When a government entity, such as Duluth Public Schools, is selling a property, the purchase agreement becomes public data when the negotiating parties sign an agreement. The district has never denied that a purchase agreement has been signed, but is still refusing to release the requested information. By not doing so, the district is in violation of Minnesota State Statute 13.44 Subdivision 3(c).
The News Tribune first requested the purchase agreement April 7 using the district’s data request form and received a response saying it would be released once the sale closed. The newspaper once again requested the purchase agreement April 13 pointing to State Statute 13.44.
More than a week later, April 21, the district responded to the second request for data, citing Minnesota State Statute 13D.05, Subdivision 3, stating it “provides that purchase agreements are not public until closing.”

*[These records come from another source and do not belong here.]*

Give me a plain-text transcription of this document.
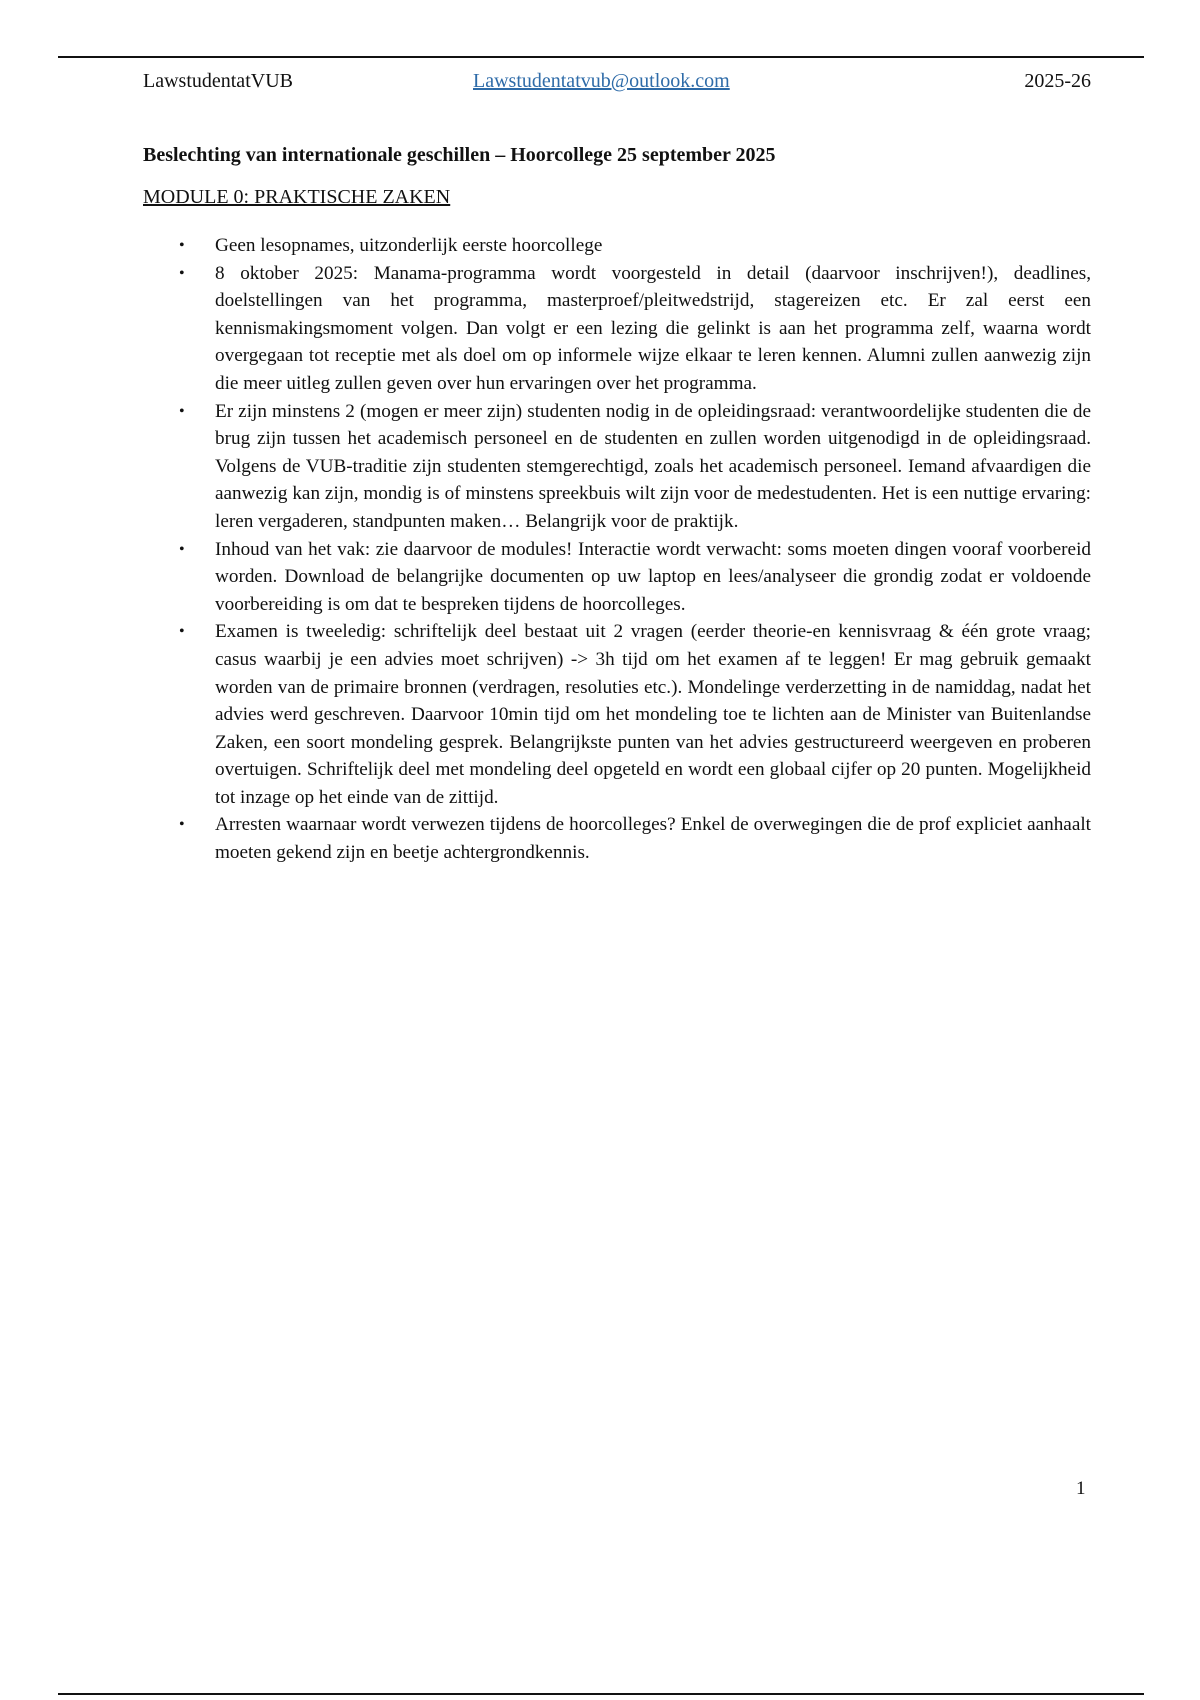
LawstudentatVUB	Lawstudentatvub@outlook.com	2025-26
Beslechting van internationale geschillen – Hoorcollege 25 september 2025
MODULE 0: PRAKTISCHE ZAKEN
• Geen lesopnames, uitzonderlijk eerste hoorcollege
• 8 oktober 2025: Manama-programma wordt voorgesteld in detail (daarvoor inschrijven!), deadlines, doelstellingen van het programma, masterproef/pleitwedstrijd, stagereizen etc. Er zal eerst een kennismakingsmoment volgen. Dan volgt er een lezing die gelinkt is aan het programma zelf, waarna wordt overgegaan tot receptie met als doel om op informele wijze elkaar te leren kennen. Alumni zullen aanwezig zijn die meer uitleg zullen geven over hun ervaringen over het programma.
• Er zijn minstens 2 (mogen er meer zijn) studenten nodig in de opleidingsraad: verantwoordelijke studenten die de brug zijn tussen het academisch personeel en de studenten en zullen worden uitgenodigd in de opleidingsraad. Volgens de VUB-traditie zijn studenten stemgerechtigd, zoals het academisch personeel. Iemand afvaardigen die aanwezig kan zijn, mondig is of minstens spreekbuis wilt zijn voor de medestudenten. Het is een nuttige ervaring: leren vergaderen, standpunten maken… Belangrijk voor de praktijk.
• Inhoud van het vak: zie daarvoor de modules! Interactie wordt verwacht: soms moeten dingen vooraf voorbereid worden. Download de belangrijke documenten op uw laptop en lees/analyseer die grondig zodat er voldoende voorbereiding is om dat te bespreken tijdens de hoorcolleges.
• Examen is tweeledig: schriftelijk deel bestaat uit 2 vragen (eerder theorie-en kennisvraag & één grote vraag; casus waarbij je een advies moet schrijven) -> 3h tijd om het examen af te leggen! Er mag gebruik gemaakt worden van de primaire bronnen (verdragen, resoluties etc.). Mondelinge verderzetting in de namiddag, nadat het advies werd geschreven. Daarvoor 10min tijd om het mondeling toe te lichten aan de Minister van Buitenlandse Zaken, een soort mondeling gesprek. Belangrijkste punten van het advies gestructureerd weergeven en proberen overtuigen. Schriftelijk deel met mondeling deel opgeteld en wordt een globaal cijfer op 20 punten. Mogelijkheid tot inzage op het einde van de zittijd.
• Arresten waarnaar wordt verwezen tijdens de hoorcolleges? Enkel de overwegingen die de prof expliciet aanhaalt moeten gekend zijn en beetje achtergrondkennis.
1
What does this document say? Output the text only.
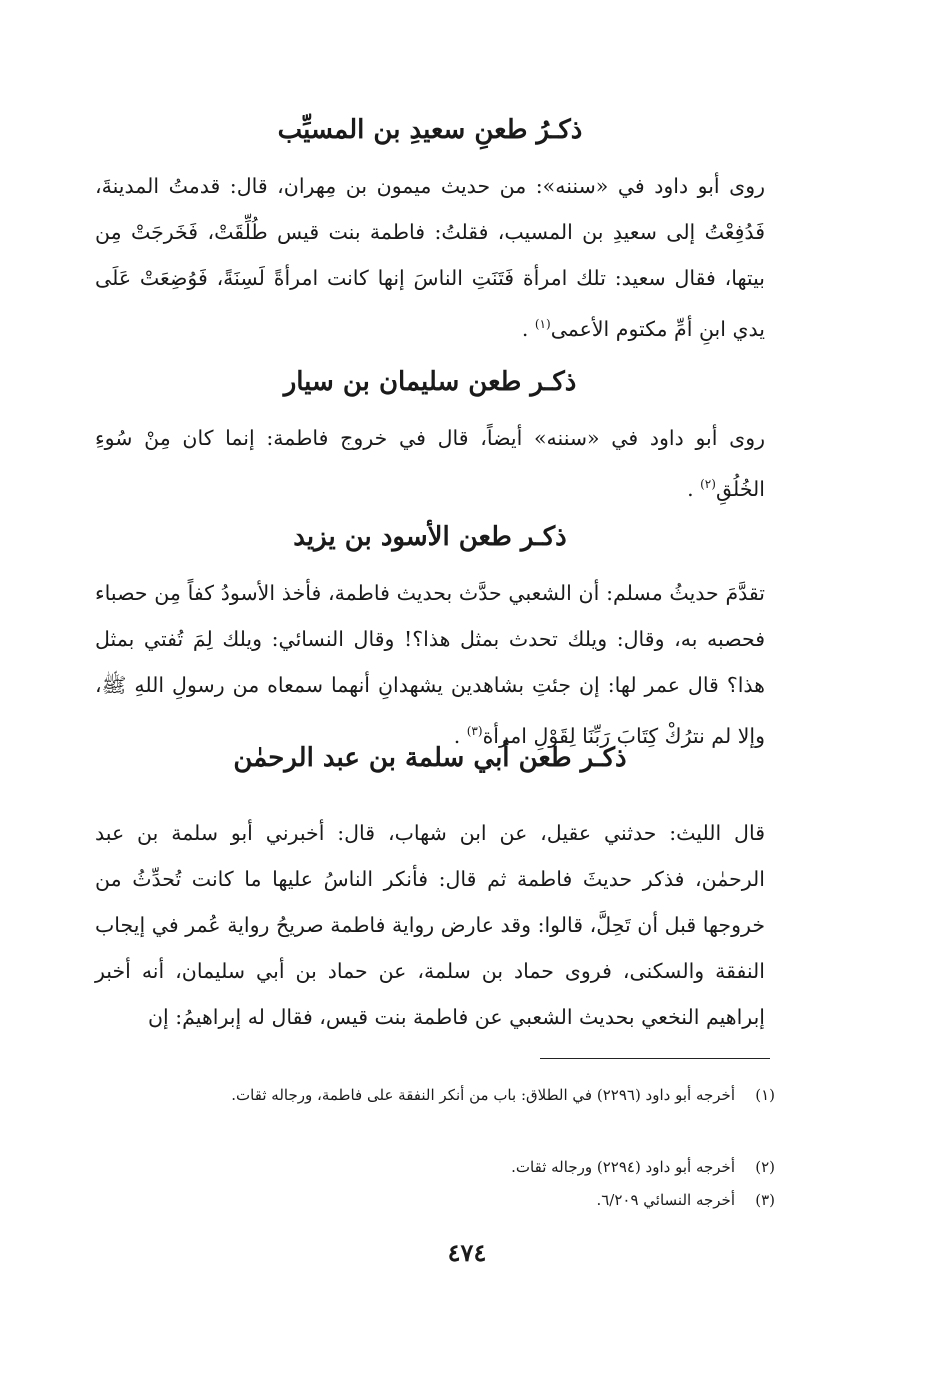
ذكـرُ طعنِ سعيدِ بن المسيِّب
روى أبو داود في «سننه»: من حديث ميمون بن مِهران، قال: قدمتُ المدينةَ، فَدُفِعْتُ إلى سعيدِ بن المسيب، فقلتُ: فاطمة بنت قيس طُلِّقَتْ، فَخَرجَتْ مِن بيتها، فقال سعيد: تلك امرأة فَتَنَتِ الناسَ إنها كانت امرأةً لَسِنَةً، فَوُضِعَتْ عَلَى يدي ابنِ أمِّ مكتوم الأعمى$^{(١)}$ .
ذكـر طعن سليمان بن سيار
روى أبو داود في «سننه» أيضاً، قال في خروج فاطمة: إنما كان مِنْ سُوءِ الخُلُقِ$^{(٢)}$ .
ذكـر طعن الأسود بن يزيد
تقدَّمَ حديثُ مسلم: أن الشعبي حدَّث بحديث فاطمة، فأخذ الأسودُ كفاً مِن حصباء فحصبه به، وقال: ويلك تحدث بمثل هذا؟! وقال النسائي: ويلك لِمَ تُفتي بمثل هذا؟ قال عمر لها: إن جئتِ بشاهدين يشهدانِ أنهما سمعاه من رسولِ اللهِ ﷺ، وإلا لم نترُكْ كِتَابَ رَبِّنَا لِقَوْلِ امرأة$^{(٣)}$ .
ذكـر طعن أبي سلمة بن عبد الرحمٰن
قال الليث: حدثني عقيل، عن ابن شهاب، قال: أخبرني أبو سلمة بن عبد الرحمٰن، فذكر حديثَ فاطمة ثم قال: فأنكر الناسُ عليها ما كانت تُحدِّثُ من خروجها قبل أن تَحِلَّ، قالوا: وقد عارض رواية فاطمة صريحُ رواية عُمر في إيجاب النفقة والسكنى، فروى حماد بن سلمة، عن حماد بن أبي سليمان، أنه أخبر إبراهيم النخعي بحديث الشعبي عن فاطمة بنت قيس، فقال له إبراهيمُ: إن
(١)
أخرجه أبو داود (٢٢٩٦) في الطلاق: باب من أنكر النفقة على فاطمة، ورجاله ثقات.
(٢)
أخرجه أبو داود (٢٢٩٤) ورجاله ثقات.
(٣)
أخرجه النسائي ٦/٢٠٩.
٤٧٤
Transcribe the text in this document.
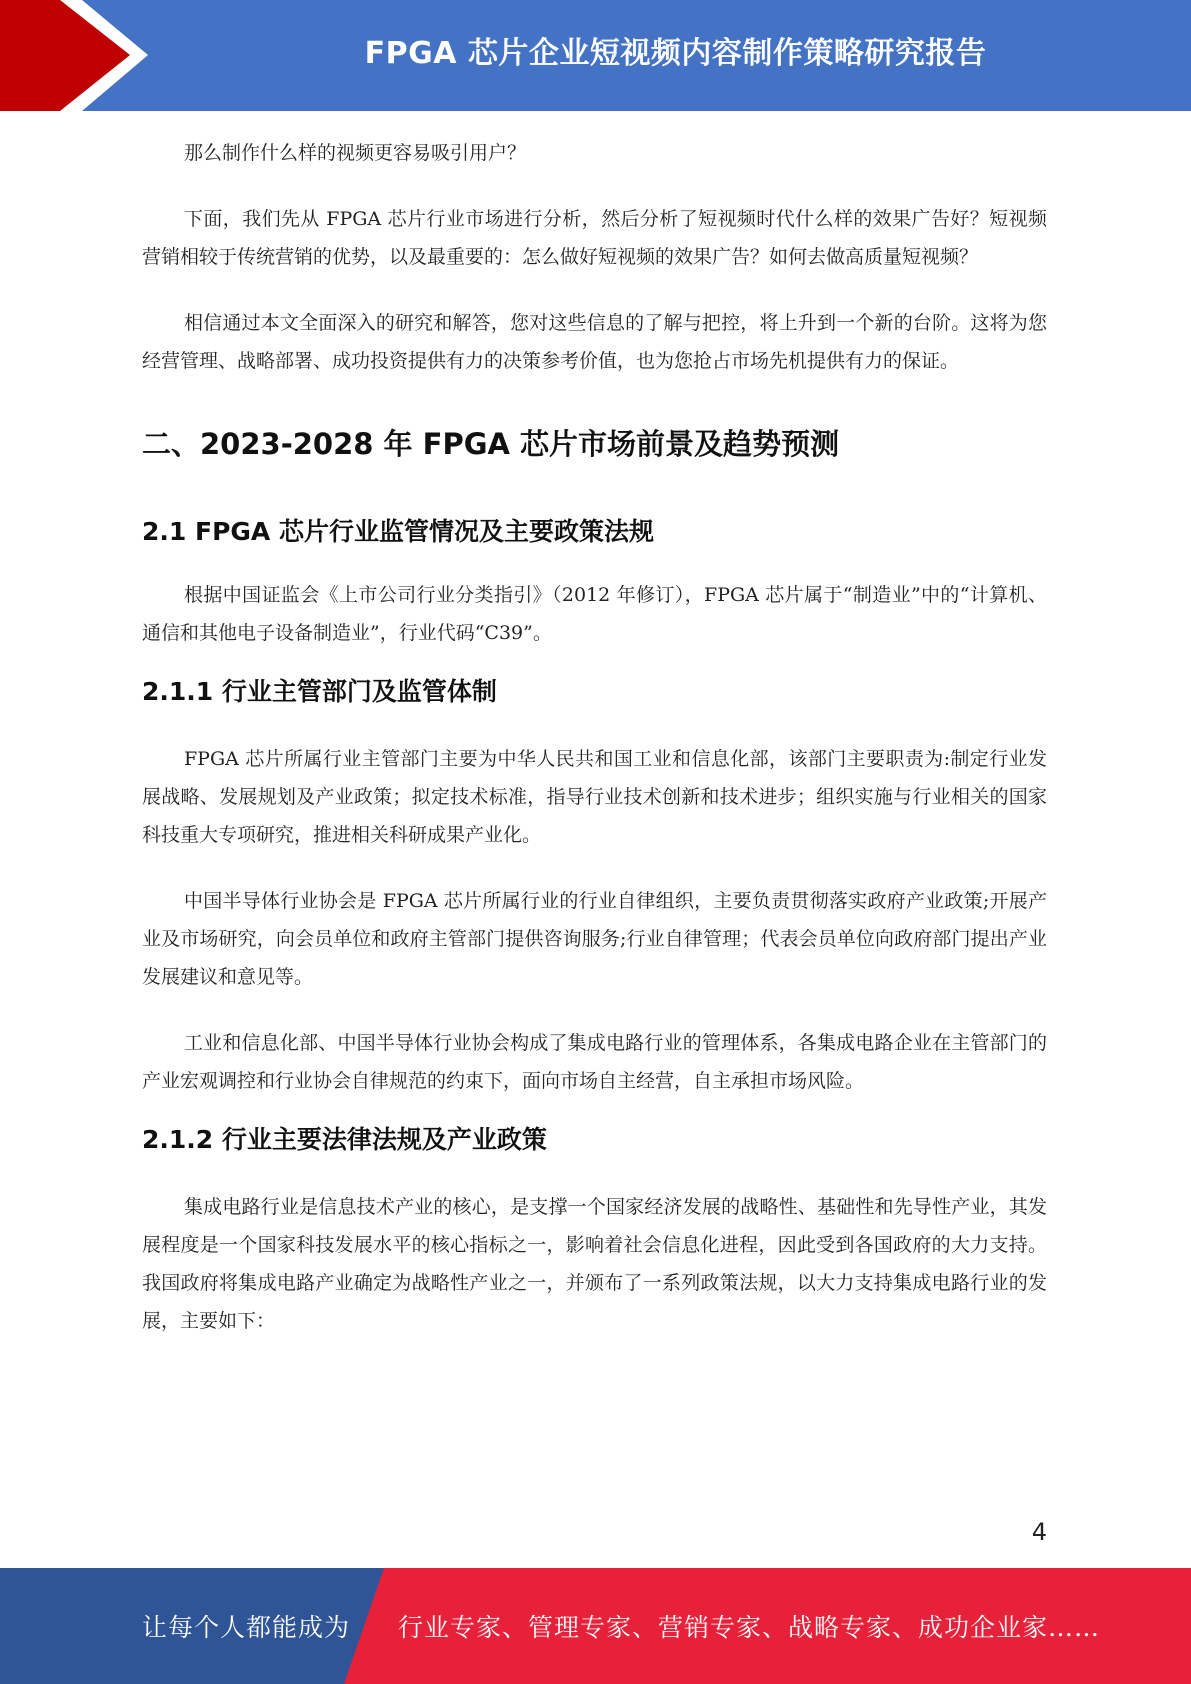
FPGA 芯片企业短视频内容制作策略研究报告

那么制作什么样的视频更容易吸引用户？

下面，我们先从 FPGA 芯片行业市场进行分析，然后分析了短视频时代什么样的效果广告好？短视频营销相较于传统营销的优势，以及最重要的：怎么做好短视频的效果广告？如何去做高质量短视频？

相信通过本文全面深入的研究和解答，您对这些信息的了解与把控，将上升到一个新的台阶。这将为您经营管理、战略部署、成功投资提供有力的决策参考价值，也为您抢占市场先机提供有力的保证。

二、2023-2028 年 FPGA 芯片市场前景及趋势预测
2.1 FPGA 芯片行业监管情况及主要政策法规

根据中国证监会《上市公司行业分类指引》（2012 年修订），FPGA 芯片属于“制造业”中的“计算机、通信和其他电子设备制造业”，行业代码“C39”。

2.1.1 行业主管部门及监管体制

FPGA 芯片所属行业主管部门主要为中华人民共和国工业和信息化部，该部门主要职责为:制定行业发展战略、发展规划及产业政策；拟定技术标准，指导行业技术创新和技术进步；组织实施与行业相关的国家科技重大专项研究，推进相关科研成果产业化。

中国半导体行业协会是 FPGA 芯片所属行业的行业自律组织，主要负责贯彻落实政府产业政策;开展产业及市场研究，向会员单位和政府主管部门提供咨询服务;行业自律管理；代表会员单位向政府部门提出产业发展建议和意见等。

工业和信息化部、中国半导体行业协会构成了集成电路行业的管理体系，各集成电路企业在主管部门的产业宏观调控和行业协会自律规范的约束下，面向市场自主经营，自主承担市场风险。

2.1.2 行业主要法律法规及产业政策

集成电路行业是信息技术产业的核心，是支撑一个国家经济发展的战略性、基础性和先导性产业，其发展程度是一个国家科技发展水平的核心指标之一，影响着社会信息化进程，因此受到各国政府的大力支持。我国政府将集成电路产业确定为战略性产业之一，并颁布了一系列政策法规，以大力支持集成电路行业的发展，主要如下：

4
让每个人都能成为 行业专家、管理专家、营销专家、战略专家、成功企业家……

The district’s superintendent refused to divulge the deal’s details on the grounds of a law protecting discussions in closed-door meetings. But state officials told the paper the district’s claim was flat out wrong.
“The open meeting law does not classify data,” said Taya Moxley-Goldsmith, director of the Data Practices Office at the Minnesota Department of Administration. “When a government entity, like a public school district, denies access to data, it must cite the statutory provision that classifies the data as not public. The authority to close a meeting does not determine access to the underlying data.”
Minnesota Statute 13D.05, Subdivision 3, even says once an agreement is reached and the public body votes to approve the agreement, “the purchase price or sale price is public data.”
Yet district officials continued to refuse to cooperate with the paper’s data request, partly on the basis they’ve always done business this way.
“Acting under the advice of the school district’s legal counsel and past practices in how the district has sold other properties, we believe disclosing the purchase agreement for Historic Old Central High School before final closing would not be in the best interest of taxpayers or the district.
Last week the school district finally blinked, providing key details of the developer’s $43 million plan to convert the structure into 125 apartments. The agreement provides protections to maintain the school’s historic character, while giving the developer the option to back out under certain conditions.
One of the requirements is that the building cannot be used as a school. But the newspaper still hopes old Central High School has taught district officials one final lesson.
“Although it took nearly a month for our data request to finally be honored, the News Tribune is pleased that this public information has been released by Duluth Public Schools so that we can make it available to members of the community,” said Rick Lubbers, News Tribune executive editor.